[CentralOH] 2017-10-20 燕月 Lunch Placemat Scribbles: tcl braces versus python; fibonacci versus hamming

Joe Knapp jmknapp at gmail.com
Mon Oct 23 14:09:14 EDT 2017


Re: Hamming numbers

I tried a somewhat different approach to generating the Hamming sequence,
based on classifying the intervals from one number to the next, i.e., the
interval from 1 to 2 is 2/1 (2.0), from 2 to 3 is 3/2 (1.5)... from 1536
(the 100th Hamming number) to 1600 is 5^2/2^3 (1.08). It turns out that
there is only a very limited number of discrete intervals from one Hamming
number to the next in quite a large range. E.g., for the first 1.59
trillion Hamming numbers there are only 119 different intervals, each
identified by an i,j,k triple where i,j,k are positive or negative
integers.

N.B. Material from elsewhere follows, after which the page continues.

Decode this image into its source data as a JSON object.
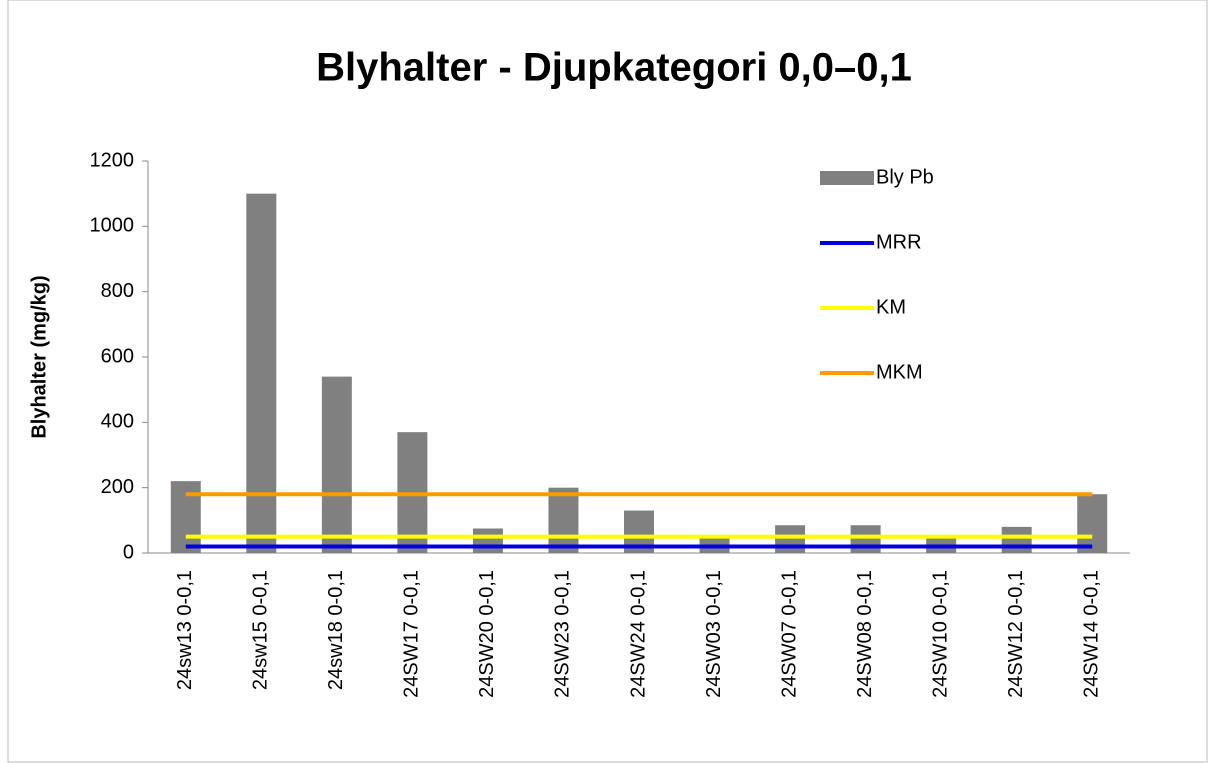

The example above for the 100th-101st interval is {-3,0,2}.

As the Hamming number goes up the interval to the next one tends to go
down, which makes sense because there are more possibilities that some
combination of i,j,k will result in a fraction close to 1.0.

Anyway, here's a C header file with the table in the struct hamtab[]:

https://github.com/jmknapp/hammingnumbers/blob/master/hamseq.h

So given a Hamming number with exponents {i,j,k}, to find the next number
just look through the table for the first entry having {p2,p3,p5} such that
i+p2 > 0 && j+p3 > 0 && i+p5 > 0 (since multiplication would just be adding
the exponents). Voila! At most 119 entries have to be checked and only
short int additions and comparisons are involved.

That goes pretty fast, but a significant speedup (about a factor of 4 or 5)
can come from not necessarily searching the table from the 0th index. The
second struct in the header file shows a successor table (succtab[]) that
has lists of all possible successors of each entry (just found empirically
by running through the sequence once).

This C code along with the header file implements the algorithm:

https://github.com/jmknapp/hammingnumbers/blob/master/hamseq.c

compiled with: gcc -std=c99 -O3 hamseq.c -o hamseq

The attached plot shows the execution time on an i7-2600 3.4GHz machine--it
takes about 2 seconds to generate the first 100 million Hamming numbers and
several hours for the first trillion.

I was thinking of porting this to python to see how it would go, but have a
learning curve there. Would be a lot slower except maybe with pypy?